Di Jalan Gununggoong, Desa Cipurut, Kecamatan Cireunghas, Kabupaten Sukabumi, Senin (5/2/2024) malam, terjadi tawuran sejumlah kelompok pelajar dan alumni. Tawuran ini kemudian direkam dan dijadikan konten media sosial.

Akibatnya, seorang pemuda berinisial R (20) mengalami luka sobek di bagian kepala dan punggung hingga nyaris tewas terkena sabetan senjata tajam.

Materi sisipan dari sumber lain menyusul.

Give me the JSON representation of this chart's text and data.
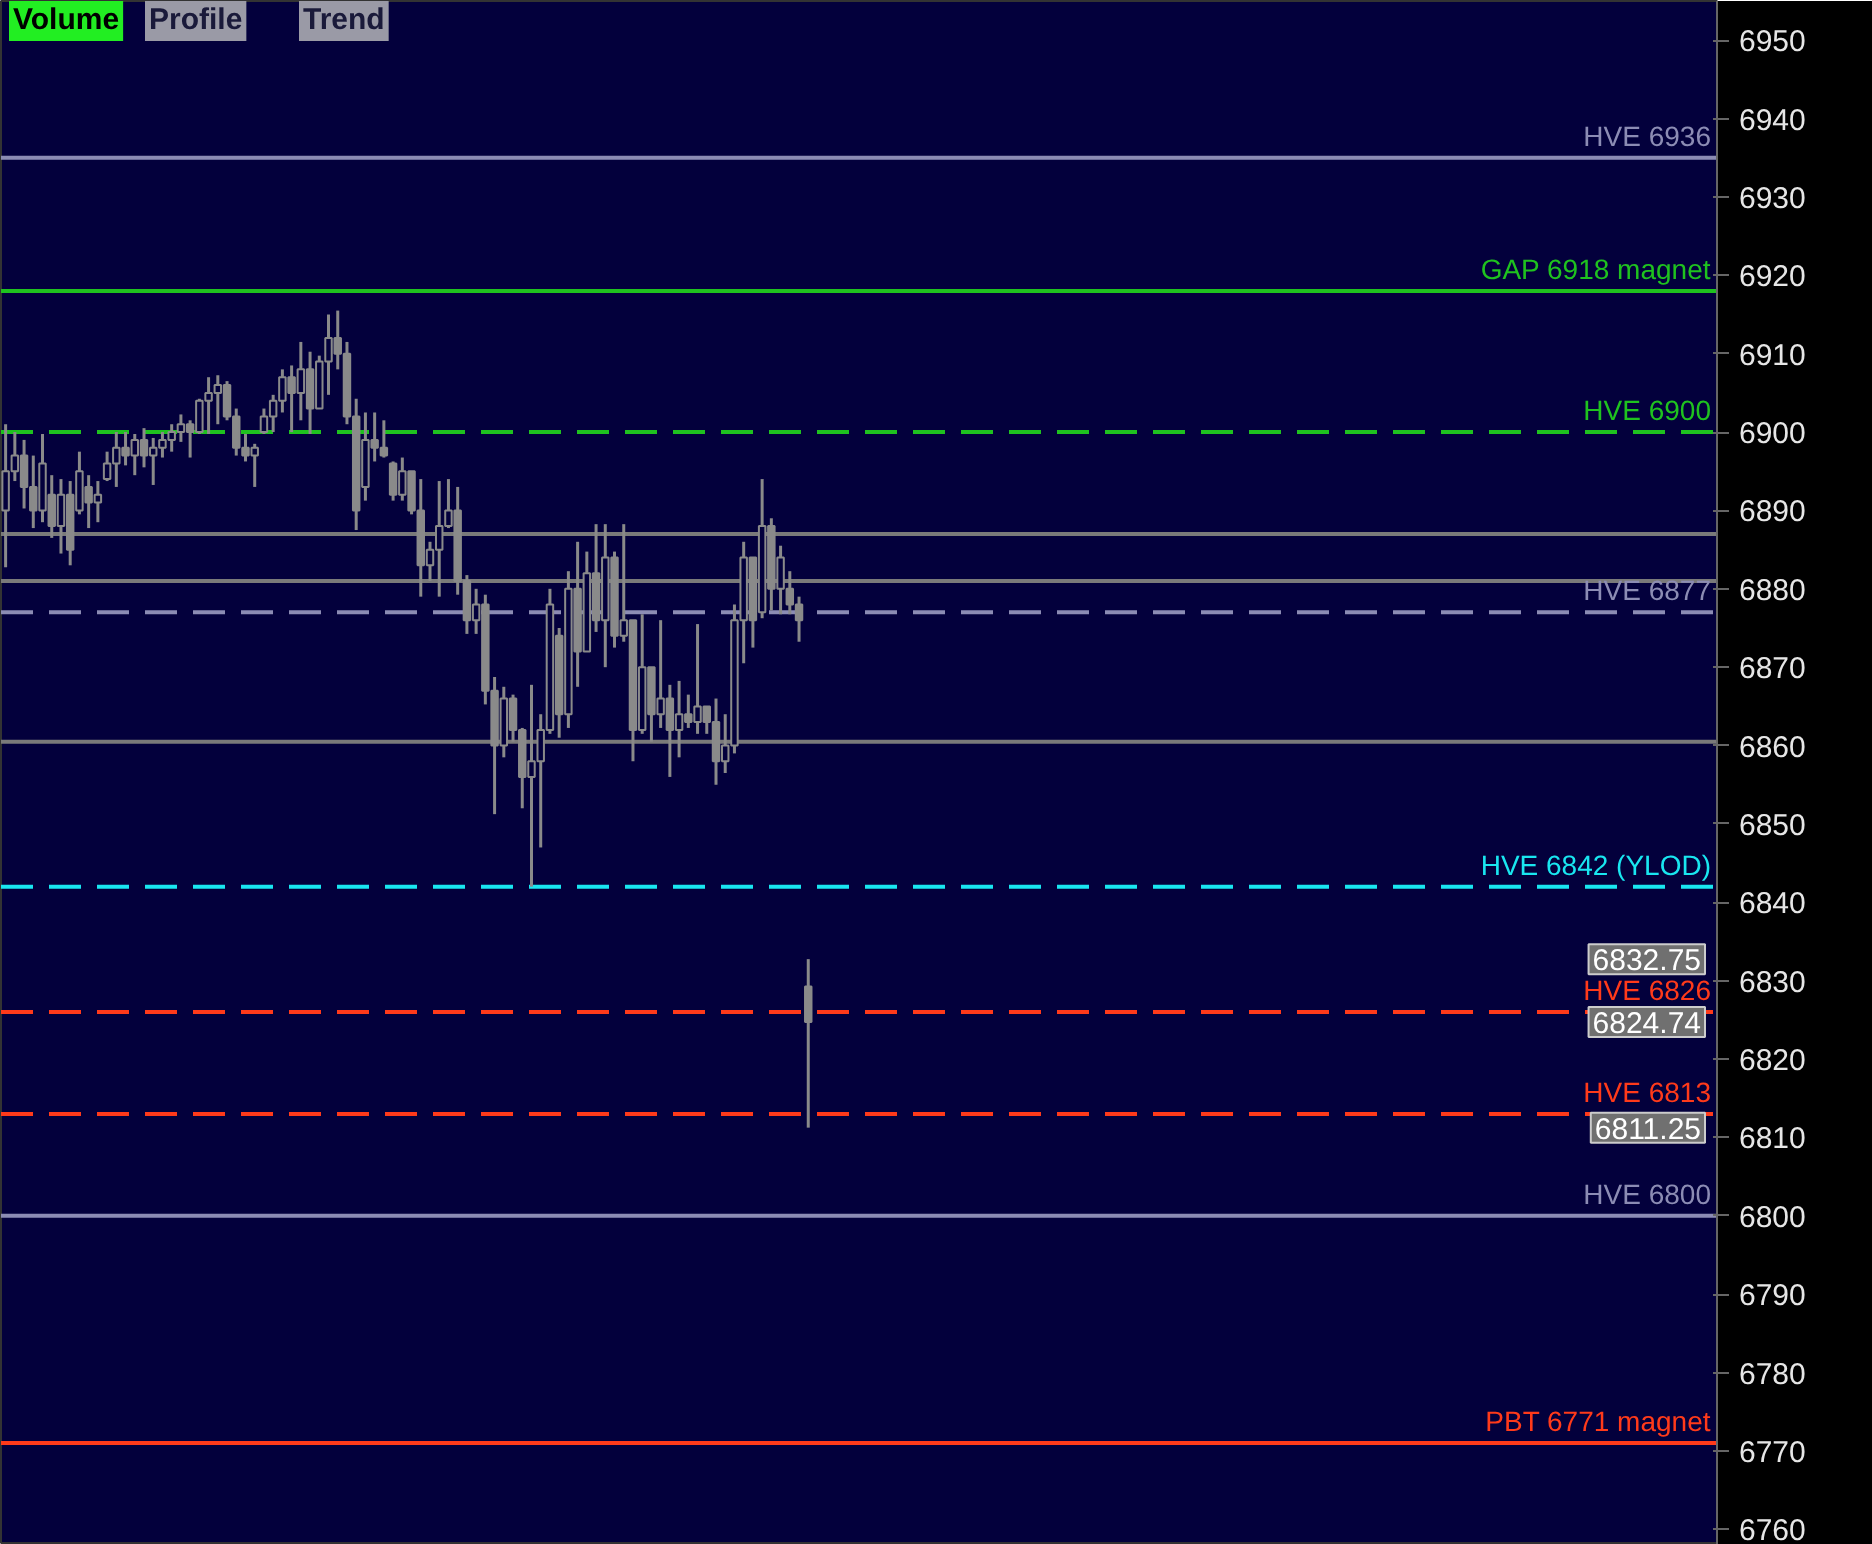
{
  "chart_data": {
    "type": "candlestick",
    "categories": [
      null,
      null,
      null,
      null,
      null,
      null,
      null,
      null,
      null,
      null,
      null,
      null,
      null,
      null,
      null,
      null,
      null,
      null,
      null,
      null,
      null,
      null,
      null,
      null,
      null,
      null,
      null,
      null,
      null,
      null,
      null,
      null,
      null,
      null,
      null,
      null,
      null,
      null,
      null,
      null,
      null,
      null,
      null,
      null,
      null,
      null,
      null,
      null,
      null,
      null,
      null,
      null,
      null,
      null,
      null,
      null,
      null,
      null,
      null,
      null,
      null,
      null,
      null,
      null,
      null,
      null,
      null,
      null,
      null,
      null,
      null,
      null,
      null,
      null,
      null,
      null,
      null,
      null,
      null,
      null,
      null,
      null,
      null,
      null,
      null,
      null,
      null,
      null,
      null,
      null,
      null,
      null,
      null,
      null,
      null,
      null,
      null,
      null,
      null,
      null,
      null,
      null,
      null,
      null,
      null,
      null,
      null,
      null,
      null,
      null,
      null,
      null,
      null,
      null,
      null,
      null,
      null,
      null,
      null,
      null,
      null,
      null,
      null,
      null,
      null,
      null,
      null,
      null,
      null,
      null,
      null,
      null,
      null,
      null,
      null,
      null,
      null,
      null,
      null,
      null,
      null,
      null,
      null,
      null,
      null,
      null,
      null,
      null,
      null,
      null,
      null,
      null,
      null,
      null,
      null,
      null,
      null,
      null,
      null,
      null,
      null,
      null,
      null,
      null,
      null,
      null,
      null,
      null,
      null,
      null,
      null,
      null,
      null,
      null,
      null,
      null,
      null,
      null,
      null,
      null,
      null,
      null,
      null,
      null,
      null,
      null
    ],
    "color": "#8a8a8a",
    "ohlc": [
      [
        6890,
        6901,
        6882.75,
        6895
      ],
      [
        6895,
        6900,
        6893.75,
        6897
      ],
      [
        6897,
        6899,
        6890.25,
        6893
      ],
      [
        6893,
        6897,
        6887.75,
        6890
      ],
      [
        6890,
        6899.75,
        6888.5,
        6896
      ],
      [
        6892,
        6894.5,
        6886.5,
        6888
      ],
      [
        6888,
        6894,
        6884.5,
        6892
      ],
      [
        6892,
        6893.75,
        6883,
        6885
      ],
      [
        6890,
        6897.5,
        6889.5,
        6895
      ],
      [
        6893,
        6894.5,
        6887.75,
        6891
      ],
      [
        6891,
        6893.75,
        6888.5,
        6892
      ],
      [
        6894,
        6897.5,
        6893.75,
        6896
      ],
      [
        6896,
        6900,
        6893,
        6898
      ],
      [
        6898,
        6900,
        6895.75,
        6897
      ],
      [
        6897,
        6899.75,
        6894.5,
        6899
      ],
      [
        6899,
        6900.5,
        6895.5,
        6897
      ],
      [
        6897,
        6899.25,
        6893.25,
        6898
      ],
      [
        6898,
        6900,
        6896.75,
        6899
      ],
      [
        6899,
        6901,
        6897.5,
        6900
      ],
      [
        6900,
        6902.25,
        6898.75,
        6901
      ],
      [
        6901,
        6901.5,
        6896.75,
        6900
      ],
      [
        6900,
        6904.25,
        6899.75,
        6904
      ],
      [
        6904,
        6907,
        6899.75,
        6905
      ],
      [
        6905,
        6907.25,
        6901,
        6906
      ],
      [
        6906,
        6906.5,
        6901.5,
        6902
      ],
      [
        6902,
        6903,
        6897,
        6898
      ],
      [
        6898,
        6899.75,
        6896.25,
        6897
      ],
      [
        6897,
        6898.5,
        6893,
        6898
      ],
      [
        6900,
        6903,
        6899.75,
        6902
      ],
      [
        6902,
        6904.75,
        6900,
        6904
      ],
      [
        6904,
        6908,
        6902.5,
        6907
      ],
      [
        6907,
        6908.5,
        6900,
        6905
      ],
      [
        6905,
        6911.5,
        6901.5,
        6908
      ],
      [
        6908,
        6910.25,
        6899.75,
        6903
      ],
      [
        6903,
        6909.75,
        6903,
        6909
      ],
      [
        6909,
        6915,
        6904.75,
        6912
      ],
      [
        6912,
        6915.5,
        6908,
        6910
      ],
      [
        6910,
        6911.5,
        6901,
        6902
      ],
      [
        6902,
        6904.25,
        6887.5,
        6890
      ],
      [
        6893,
        6902.5,
        6891.25,
        6899
      ],
      [
        6899,
        6902.5,
        6896.25,
        6898
      ],
      [
        6898,
        6901.5,
        6896.75,
        6897
      ],
      [
        6896,
        6896.25,
        6891.25,
        6892
      ],
      [
        6892,
        6896.75,
        6891.25,
        6895
      ],
      [
        6895,
        6895,
        6889.5,
        6890
      ],
      [
        6890,
        6894,
        6879,
        6883
      ],
      [
        6883,
        6886,
        6881,
        6885
      ],
      [
        6885,
        6893.75,
        6879,
        6888
      ],
      [
        6888,
        6894,
        6887.75,
        6890
      ],
      [
        6890,
        6893,
        6879.25,
        6881
      ],
      [
        6881,
        6881.75,
        6874.25,
        6876
      ],
      [
        6876,
        6880,
        6874.25,
        6878
      ],
      [
        6878,
        6879.25,
        6865.25,
        6867
      ],
      [
        6867,
        6868.75,
        6851.25,
        6860
      ],
      [
        6860,
        6867.5,
        6858.5,
        6866
      ],
      [
        6866,
        6866.5,
        6860.5,
        6862
      ],
      [
        6862,
        6862.25,
        6852,
        6856
      ],
      [
        6856,
        6867.75,
        6842,
        6858
      ],
      [
        6858,
        6864,
        6847,
        6862
      ],
      [
        6862,
        6880,
        6861.5,
        6878
      ],
      [
        6874,
        6875,
        6861,
        6864
      ],
      [
        6864,
        6882.25,
        6862.25,
        6880
      ],
      [
        6880,
        6886,
        6867.5,
        6872
      ],
      [
        6872,
        6884.75,
        6872,
        6882
      ],
      [
        6882,
        6888.25,
        6874.5,
        6876
      ],
      [
        6876,
        6888.25,
        6870,
        6884
      ],
      [
        6884,
        6884.75,
        6872.5,
        6874
      ],
      [
        6874,
        6888.25,
        6873.25,
        6876
      ],
      [
        6876,
        6876,
        6858,
        6862
      ],
      [
        6862,
        6876.75,
        6861.5,
        6870
      ],
      [
        6870,
        6870,
        6860.5,
        6864
      ],
      [
        6864,
        6876,
        6862.25,
        6866
      ],
      [
        6866,
        6867.75,
        6856,
        6862
      ],
      [
        6862,
        6868.25,
        6858.5,
        6864
      ],
      [
        6864,
        6866.5,
        6862.25,
        6863
      ],
      [
        6863,
        6875.5,
        6861.5,
        6865
      ],
      [
        6865,
        6865,
        6861.5,
        6863
      ],
      [
        6863,
        6866,
        6855,
        6858
      ],
      [
        6858,
        6864,
        6856.5,
        6860
      ],
      [
        6860,
        6878,
        6859,
        6876
      ],
      [
        6876,
        6886,
        6870.5,
        6884
      ],
      [
        6884,
        6884,
        6872.5,
        6876
      ],
      [
        6877,
        6894,
        6876.25,
        6888
      ],
      [
        6888,
        6889,
        6877.25,
        6880
      ],
      [
        6880,
        6885.5,
        6876.75,
        6884
      ],
      [
        6880,
        6882.25,
        6876.75,
        6878
      ],
      [
        6878,
        6879,
        6873.25,
        6876
      ],
      [
        6829.25,
        6832.75,
        6811.25,
        6824.74
      ],
      null,
      null,
      null,
      null,
      null,
      null,
      null,
      null,
      null,
      null,
      null,
      null,
      null,
      null,
      null,
      null,
      null,
      null,
      null,
      null,
      null,
      null,
      null,
      null,
      null,
      null,
      null,
      null,
      null,
      null,
      null,
      null,
      null,
      null,
      null,
      null,
      null,
      null,
      null,
      null,
      null,
      null,
      null,
      null,
      null,
      null,
      null,
      null,
      null,
      null,
      null,
      null,
      null,
      null,
      null,
      null,
      null,
      null,
      null,
      null,
      null,
      null,
      null,
      null,
      null,
      null,
      null,
      null,
      null,
      null,
      null,
      null,
      null,
      null,
      null,
      null,
      null,
      null,
      null,
      null,
      null,
      null,
      null,
      null,
      null,
      null,
      null,
      null,
      null,
      null,
      null,
      null,
      null,
      null,
      null,
      null,
      null,
      null
    ],
    "ylim": [
      6758,
      6955
    ],
    "yticks": [
      6760,
      6770,
      6780,
      6790,
      6800,
      6810,
      6820,
      6830,
      6840,
      6850,
      6860,
      6870,
      6880,
      6890,
      6900,
      6910,
      6920,
      6930,
      6940,
      6950
    ],
    "grid": false,
    "ref_lines": [
      {
        "axis": "y",
        "value": 6935,
        "label": "HVE 6936",
        "color": "#8c8cb4",
        "line_style": "solid"
      },
      {
        "axis": "y",
        "value": 6918,
        "label": "GAP 6918 magnet",
        "color": "#1fc21f",
        "line_style": "solid"
      },
      {
        "axis": "y",
        "value": 6900,
        "label": "HVE 6900",
        "color": "#1fc21f",
        "line_style": "dashed"
      },
      {
        "axis": "y",
        "value": 6887,
        "label": null,
        "color": "#7a7a7a",
        "line_style": "solid"
      },
      {
        "axis": "y",
        "value": 6881,
        "label": null,
        "color": "#7a7a7a",
        "line_style": "solid"
      },
      {
        "axis": "y",
        "value": 6877,
        "label": "HVE 6877",
        "color": "#8c8cb4",
        "line_style": "dashed"
      },
      {
        "axis": "y",
        "value": 6860.5,
        "label": null,
        "color": "#7a7a7a",
        "line_style": "solid"
      },
      {
        "axis": "y",
        "value": 6842,
        "label": "HVE 6842 (YLOD)",
        "color": "#19e6f0",
        "line_style": "dashed"
      },
      {
        "axis": "y",
        "value": 6826,
        "label": "HVE 6826",
        "color": "#ff3a1a",
        "line_style": "dashed"
      },
      {
        "axis": "y",
        "value": 6813,
        "label": "HVE 6813",
        "color": "#ff3a1a",
        "line_style": "dashed"
      },
      {
        "axis": "y",
        "value": 6800,
        "label": "HVE 6800",
        "color": "#8c8cb4",
        "line_style": "solid"
      },
      {
        "axis": "y",
        "value": 6771,
        "label": "PBT 6771 magnet",
        "color": "#ff3a1a",
        "line_style": "solid"
      }
    ],
    "annotations": [
      "Volume",
      "Profile",
      "Trend",
      "6832.75",
      "6824.74",
      "6811.25"
    ]
  }
}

Yang terlibat tawuran itu adalah siswa dan alumni dari tiga sekolah. Yaitu, sekolah negeri dan swasta asal Cireunghas dan satu sekolah swasta di Sukalarang.

Kapolsek Cireunghas Resor Sukabumi Kota Ipda Hendrayana, kepada KD Nusantara mengatakan kedua kelompok pelajar dan alumni itu janjian tawuran melalui grup WhatsApp dengan membawa massa berjumlah belasan orang.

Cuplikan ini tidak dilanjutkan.